Qian Linyong, Zhang Xin, Yang Zhengweiyi, Xu Shuozhe, Qiu Yun, Wang Kangni
Opt Lett. 2024 Mar 1;49(5):1317-1320. doi: 10.1364/OL.516509.
Lasers based on the resonant nanostructures have attracted much attention due to their low threshold and compact dimensions. Guided-mode resonance (GMR) structures have been studied in lasing configurations because of their optical field enhancement and convenient free space excitation. However, the GMR inherently requires a larger footprint and is not suitable for high-density packaging. Here, we present numerical evidence of a miniaturized laser implemented in a one-dimensional finite heterostructure cavity (FHC). A GMR resonator and distributed Bragg reflectors are integrated to create the FHC, which enables the efficient coupling and localization of the electric field. Numerical findings indicate that the threshold is approximately 22.5 µJ/cm, while the emission region is confined within a length of 5.4 µm. In addition, by adjusting the coupling strength, it is capable to achieve controllable lasing emission. The proposed structure provides a compact source for high-capacity optical communications, sensing, and quantum information processing.

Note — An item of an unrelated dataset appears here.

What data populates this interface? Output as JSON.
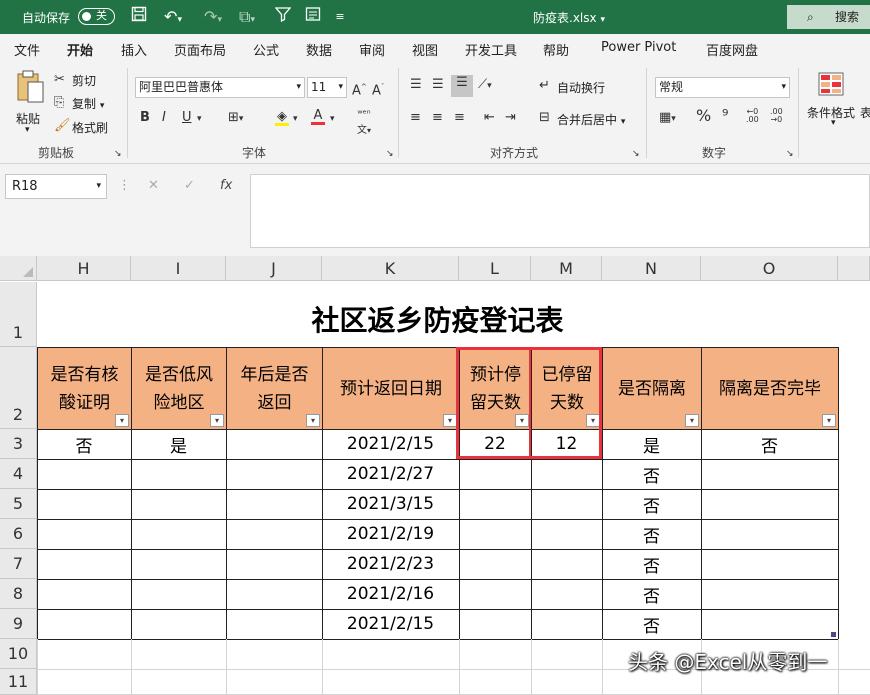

基于共振纳米结构的激光器因其低阈值和紧凑尺寸而备受关注。由于其光场增强和方便的自由空间激发特性,导模共振(GMR)结构已在激光配置中得到研究。然而,GMR本质上需要更大的占地面积,不适合高密度封装。在此,我们展示了在一维有限异质结构腔(FHC)中实现的小型化激光器的数值证据。将GMR谐振器和分布式布拉格反射器集成在一起以创建FHC,这能够实现电场的有效耦合和局域化。数值结果表明,阈值约为22.5 μJ/cm,而发射区域限制在5.4 μm的长度范围内。此外,通过调整耦合强度,能够实现可控的激光发射。所提出的结构为高容量光通信、传感和量子信息处理提供了一个紧凑的光源。